Bowles Hall was America’s first residential college, founded in 1929. It was conceived and proposed by Mary McNear Bowles in 1927 as a major gift to the University in memory of her late husband and former UC Regent, Philip Ernest Bowles, as the first student residence hall at UC Berkeley. The project was furthered by future UC President Dr. Robert Gordon Sproul and designed by renowned university architect Dr. George Kelham to follow the residential college model that was in use at Oxford and Cambridge (UK).
The residential college concept in general, and as exhibited at Bowles Hall, stressed academic achievement and collegiality, including educational programs, tutoring systems and self-government where upper classmen served as role models and coaches for new residents. The motto Education through Fellowship was the foundation that guided more than 6,000 former residents of Bowles Hall who traveled all walks of economic life, ethnic and religious backgrounds, and variable life experiences. Residents’ lives were enriched through a vibrant academic and social setting that produced men of high ethical standards well-equipped to meet social and economic responsibilities upon graduation, who ultimately took their place as leaders in American and global societies. A number of Bowles graduates became national and international leaders.
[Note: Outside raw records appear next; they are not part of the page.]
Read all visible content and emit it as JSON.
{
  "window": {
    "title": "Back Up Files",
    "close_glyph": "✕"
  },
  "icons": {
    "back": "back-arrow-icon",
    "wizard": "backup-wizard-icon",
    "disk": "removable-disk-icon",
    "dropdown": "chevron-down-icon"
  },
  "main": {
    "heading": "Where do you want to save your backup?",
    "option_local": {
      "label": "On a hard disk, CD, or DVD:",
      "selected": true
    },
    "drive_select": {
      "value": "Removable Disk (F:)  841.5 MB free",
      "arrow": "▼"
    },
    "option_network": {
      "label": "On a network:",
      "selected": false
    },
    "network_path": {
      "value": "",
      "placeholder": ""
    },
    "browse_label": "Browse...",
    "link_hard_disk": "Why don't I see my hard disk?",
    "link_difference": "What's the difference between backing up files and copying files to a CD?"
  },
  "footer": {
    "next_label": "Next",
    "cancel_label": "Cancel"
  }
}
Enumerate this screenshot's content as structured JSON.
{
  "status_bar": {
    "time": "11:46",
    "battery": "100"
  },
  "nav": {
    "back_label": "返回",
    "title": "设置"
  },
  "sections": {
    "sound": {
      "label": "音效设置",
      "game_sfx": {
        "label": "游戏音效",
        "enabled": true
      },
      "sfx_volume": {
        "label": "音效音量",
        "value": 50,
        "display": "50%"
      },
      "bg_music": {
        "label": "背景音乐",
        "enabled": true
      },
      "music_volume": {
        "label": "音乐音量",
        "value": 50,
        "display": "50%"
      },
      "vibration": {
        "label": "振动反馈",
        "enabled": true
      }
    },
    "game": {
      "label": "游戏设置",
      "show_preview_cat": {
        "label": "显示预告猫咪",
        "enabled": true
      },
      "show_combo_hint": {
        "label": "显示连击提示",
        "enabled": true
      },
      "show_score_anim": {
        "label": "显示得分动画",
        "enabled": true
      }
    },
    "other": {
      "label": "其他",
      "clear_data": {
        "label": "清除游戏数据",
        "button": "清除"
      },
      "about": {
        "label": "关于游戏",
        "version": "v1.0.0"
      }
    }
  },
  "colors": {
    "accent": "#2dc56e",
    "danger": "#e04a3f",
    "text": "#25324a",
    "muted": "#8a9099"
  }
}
The Hall and its residential and governance structure served the University well until the mid-1970s, when the residential college model was abandoned and replaced with admission by lottery, loss of self-government, closing on-site dining (2000) and freshmen-only residents (2005). Today, the building is in need of significant repair and maintenance and shows little sign of its rich character, history or opportunity.
In 2005, the Bowles Hall Alumni Association was formed with the primary objective to restore the Hall to its original purpose as a Residential College. In 2009, the Alumni Association secured support from the UC Berkeley Academic Senate to reinstitute Bowles Hall as a Residential College. During negotiations with campus administrators, the Alumni Association also secured support for the future plan by campus real estate and financial leadership. In 2012, the Berkeley Foundation endorsed the Bowles Hall Residential College proposal for Bowles Hall, and shortly after his arrival at UC Berkeley in 2013, Chancellor Dirks endorsed the proposed plan—a plan that is in the best interest of both student residents and UC Berkeley.
Key milestones occurred in 2014 with the U.C. Regent’s approval, 2015 start of reconstruction and August, 2016 for the Grand Re-opening of the Bowles Hall Residential College.